CIOs surveyed say their companies plan to increase IT spending by an average of just 8 per cent in 2001. That compares with an average budget increase of 12 per cent in 2000, New York-based Morgan Stanley adds. And 16 per cent of the respondents say their IT investments will actually decrease from 2000 to 2001.
Those results come as no surprise to Ed Tobin, CIO at Colgate-Palmolive Co. in New York, who says he’s cutting his technology budget this year, mainly as a result of the efficiency of recently installed enterprise application integration systems.
“We’ve got a strategy covering several years where we’ve been implementing several new systems, such as SAP, all around the world and consolidating by decommissioning our legacy systems,” he says.
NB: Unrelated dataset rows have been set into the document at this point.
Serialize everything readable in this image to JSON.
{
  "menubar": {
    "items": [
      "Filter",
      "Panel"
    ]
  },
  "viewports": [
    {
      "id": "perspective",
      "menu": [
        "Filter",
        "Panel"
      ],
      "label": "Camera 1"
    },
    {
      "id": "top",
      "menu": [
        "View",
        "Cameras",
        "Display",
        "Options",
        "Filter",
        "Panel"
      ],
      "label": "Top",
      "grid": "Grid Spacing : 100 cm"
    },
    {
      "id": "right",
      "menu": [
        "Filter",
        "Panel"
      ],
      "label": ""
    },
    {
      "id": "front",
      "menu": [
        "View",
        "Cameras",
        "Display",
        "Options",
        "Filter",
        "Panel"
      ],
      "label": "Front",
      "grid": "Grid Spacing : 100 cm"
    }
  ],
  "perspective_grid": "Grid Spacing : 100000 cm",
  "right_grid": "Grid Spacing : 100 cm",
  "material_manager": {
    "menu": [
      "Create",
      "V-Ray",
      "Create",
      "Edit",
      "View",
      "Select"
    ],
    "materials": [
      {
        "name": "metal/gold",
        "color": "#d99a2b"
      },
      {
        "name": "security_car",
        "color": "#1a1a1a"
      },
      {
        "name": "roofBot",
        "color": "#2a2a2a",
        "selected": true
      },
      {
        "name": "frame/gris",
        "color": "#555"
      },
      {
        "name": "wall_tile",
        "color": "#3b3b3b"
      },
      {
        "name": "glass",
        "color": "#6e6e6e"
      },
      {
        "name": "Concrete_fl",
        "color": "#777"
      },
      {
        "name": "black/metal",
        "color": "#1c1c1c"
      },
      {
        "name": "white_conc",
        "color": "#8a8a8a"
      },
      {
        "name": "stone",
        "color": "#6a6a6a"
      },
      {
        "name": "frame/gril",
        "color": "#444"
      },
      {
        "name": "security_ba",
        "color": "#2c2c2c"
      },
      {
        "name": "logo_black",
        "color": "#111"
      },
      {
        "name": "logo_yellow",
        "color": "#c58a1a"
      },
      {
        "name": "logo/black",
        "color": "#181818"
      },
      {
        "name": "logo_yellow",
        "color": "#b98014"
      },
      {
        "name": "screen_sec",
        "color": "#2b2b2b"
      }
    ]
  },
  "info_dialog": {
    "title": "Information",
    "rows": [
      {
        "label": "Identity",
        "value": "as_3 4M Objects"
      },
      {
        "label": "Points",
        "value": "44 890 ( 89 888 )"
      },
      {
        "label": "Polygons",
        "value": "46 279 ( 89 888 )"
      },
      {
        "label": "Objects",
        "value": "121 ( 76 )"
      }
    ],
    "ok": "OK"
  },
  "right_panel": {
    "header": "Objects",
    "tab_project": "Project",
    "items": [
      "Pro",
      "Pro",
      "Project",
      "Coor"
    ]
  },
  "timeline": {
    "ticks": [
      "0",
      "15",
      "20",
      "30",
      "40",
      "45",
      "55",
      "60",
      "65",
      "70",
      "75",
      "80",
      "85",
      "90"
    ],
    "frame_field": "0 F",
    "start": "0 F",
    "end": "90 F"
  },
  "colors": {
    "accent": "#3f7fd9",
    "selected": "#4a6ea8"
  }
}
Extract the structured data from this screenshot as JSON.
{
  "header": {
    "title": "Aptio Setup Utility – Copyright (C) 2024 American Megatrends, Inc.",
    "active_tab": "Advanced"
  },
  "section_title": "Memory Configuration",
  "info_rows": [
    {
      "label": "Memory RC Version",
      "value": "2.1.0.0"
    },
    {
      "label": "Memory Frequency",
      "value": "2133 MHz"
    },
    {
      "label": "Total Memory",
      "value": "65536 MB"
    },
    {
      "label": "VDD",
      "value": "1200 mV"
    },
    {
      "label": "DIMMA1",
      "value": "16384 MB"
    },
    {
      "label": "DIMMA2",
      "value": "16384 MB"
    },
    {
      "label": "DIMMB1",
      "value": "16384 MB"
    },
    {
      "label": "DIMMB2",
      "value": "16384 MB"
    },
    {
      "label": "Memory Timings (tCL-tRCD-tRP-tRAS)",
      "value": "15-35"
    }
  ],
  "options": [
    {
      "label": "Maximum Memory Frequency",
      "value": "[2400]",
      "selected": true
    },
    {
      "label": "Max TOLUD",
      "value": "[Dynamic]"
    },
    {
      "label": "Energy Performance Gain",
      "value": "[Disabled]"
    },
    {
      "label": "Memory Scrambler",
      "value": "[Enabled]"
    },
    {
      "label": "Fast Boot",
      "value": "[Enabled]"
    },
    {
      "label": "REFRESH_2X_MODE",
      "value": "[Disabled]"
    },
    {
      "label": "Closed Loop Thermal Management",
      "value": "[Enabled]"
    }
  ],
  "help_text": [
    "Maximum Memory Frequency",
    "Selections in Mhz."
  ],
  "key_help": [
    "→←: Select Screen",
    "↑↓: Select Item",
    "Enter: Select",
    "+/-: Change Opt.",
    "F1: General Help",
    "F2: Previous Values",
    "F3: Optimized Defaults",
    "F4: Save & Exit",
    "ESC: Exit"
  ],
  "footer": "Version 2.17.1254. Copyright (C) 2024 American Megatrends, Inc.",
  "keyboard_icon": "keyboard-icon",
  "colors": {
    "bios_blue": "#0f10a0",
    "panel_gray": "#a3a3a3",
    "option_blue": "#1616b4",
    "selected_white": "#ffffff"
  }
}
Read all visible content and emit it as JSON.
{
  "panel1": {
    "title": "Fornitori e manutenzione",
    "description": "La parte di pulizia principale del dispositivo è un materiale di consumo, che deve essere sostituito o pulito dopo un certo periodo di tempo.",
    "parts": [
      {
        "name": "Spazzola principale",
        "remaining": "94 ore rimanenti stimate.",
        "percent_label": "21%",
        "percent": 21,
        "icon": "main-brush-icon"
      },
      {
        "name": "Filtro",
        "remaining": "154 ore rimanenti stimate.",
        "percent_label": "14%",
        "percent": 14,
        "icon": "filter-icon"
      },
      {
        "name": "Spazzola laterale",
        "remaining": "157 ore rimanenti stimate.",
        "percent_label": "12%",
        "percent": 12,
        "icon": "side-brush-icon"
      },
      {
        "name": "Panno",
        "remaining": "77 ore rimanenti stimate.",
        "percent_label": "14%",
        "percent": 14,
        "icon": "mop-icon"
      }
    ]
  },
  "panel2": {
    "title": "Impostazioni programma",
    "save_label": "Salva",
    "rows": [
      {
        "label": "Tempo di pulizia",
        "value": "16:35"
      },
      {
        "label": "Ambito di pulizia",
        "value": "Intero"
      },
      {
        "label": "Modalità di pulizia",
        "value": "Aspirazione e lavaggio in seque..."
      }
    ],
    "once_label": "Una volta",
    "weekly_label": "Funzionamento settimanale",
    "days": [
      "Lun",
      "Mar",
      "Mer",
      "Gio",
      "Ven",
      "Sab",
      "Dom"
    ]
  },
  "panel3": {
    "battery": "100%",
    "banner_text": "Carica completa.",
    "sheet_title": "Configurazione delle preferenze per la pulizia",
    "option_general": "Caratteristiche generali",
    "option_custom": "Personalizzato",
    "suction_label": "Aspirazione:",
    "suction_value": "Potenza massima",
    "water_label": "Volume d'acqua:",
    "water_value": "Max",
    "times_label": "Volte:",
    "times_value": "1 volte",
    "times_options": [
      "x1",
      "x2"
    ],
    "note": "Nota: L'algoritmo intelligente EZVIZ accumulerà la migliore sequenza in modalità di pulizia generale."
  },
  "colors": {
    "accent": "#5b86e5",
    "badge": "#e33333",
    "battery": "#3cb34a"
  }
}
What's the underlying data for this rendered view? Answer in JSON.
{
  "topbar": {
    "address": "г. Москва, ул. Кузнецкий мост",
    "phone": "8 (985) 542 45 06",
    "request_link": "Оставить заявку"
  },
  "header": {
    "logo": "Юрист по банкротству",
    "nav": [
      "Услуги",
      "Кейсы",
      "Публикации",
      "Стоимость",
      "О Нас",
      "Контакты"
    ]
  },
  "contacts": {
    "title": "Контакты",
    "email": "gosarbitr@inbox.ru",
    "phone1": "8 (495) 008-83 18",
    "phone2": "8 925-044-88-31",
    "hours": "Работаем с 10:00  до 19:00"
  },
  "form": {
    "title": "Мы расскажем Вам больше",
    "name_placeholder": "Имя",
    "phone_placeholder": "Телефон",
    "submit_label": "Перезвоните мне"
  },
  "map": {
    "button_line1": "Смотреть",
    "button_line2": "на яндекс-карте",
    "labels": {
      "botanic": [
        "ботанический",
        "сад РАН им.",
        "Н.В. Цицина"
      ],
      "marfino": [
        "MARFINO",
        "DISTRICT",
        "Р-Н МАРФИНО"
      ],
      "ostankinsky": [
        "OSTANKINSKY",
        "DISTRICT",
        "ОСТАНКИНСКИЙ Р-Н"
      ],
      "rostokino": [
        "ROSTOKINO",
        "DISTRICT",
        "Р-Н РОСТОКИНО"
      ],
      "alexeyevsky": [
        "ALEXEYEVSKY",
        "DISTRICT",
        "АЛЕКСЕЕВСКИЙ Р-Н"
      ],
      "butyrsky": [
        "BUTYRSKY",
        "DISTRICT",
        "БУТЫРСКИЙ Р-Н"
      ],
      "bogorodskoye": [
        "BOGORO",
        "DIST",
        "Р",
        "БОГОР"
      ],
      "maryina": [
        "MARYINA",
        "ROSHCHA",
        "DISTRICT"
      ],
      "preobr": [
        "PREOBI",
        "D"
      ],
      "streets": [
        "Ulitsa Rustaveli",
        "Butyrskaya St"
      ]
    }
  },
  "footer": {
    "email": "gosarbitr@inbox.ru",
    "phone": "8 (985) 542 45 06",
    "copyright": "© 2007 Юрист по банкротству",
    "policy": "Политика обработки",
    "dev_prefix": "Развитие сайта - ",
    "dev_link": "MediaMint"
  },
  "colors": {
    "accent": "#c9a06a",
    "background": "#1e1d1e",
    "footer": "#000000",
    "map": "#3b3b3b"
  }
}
Jack Cooper, CIO at Bristol-Myers Squibb Co. in New York, says his IT spending will remain level only because his company installed Y2K-compliant software in 1999. Bristol-Myers installed SAP AG’s R/3 enterprise resource planning software and Ariba e-commerce applications. “That saved us a lot of money,” Cooper says.
Cooper says technology initiatives in 2001 will focus on productivity issues, including supply-chain management and business-to-business e-commerce. He adds his shop is also planning to equip the Bristol-Myers sales and marketing force with more laptops and wireless communications devices and to implement video streaming.
Charles Phillips Jr., a technology analyst at Morgan Stanley, agrees the Y2K bubble contributed to spending on technology being front-end-loaded in 2000. In addition, IT spending soared in the frenzy of e-commerce activity that took place before concerns about the viability of many dot-com ventures dampened the enthusiasm for them, he says.
Economic concerns have left many corporate leaders wary of overspending on IT, Phillips adds. In fact, 12 per cent of the CIOs who responded to the survey say they recently downsized their IT budgets because of the slowing economy. And 14 per cent say they plan to keep a close eye on the economy and spend money more gradually in the first half of 2001.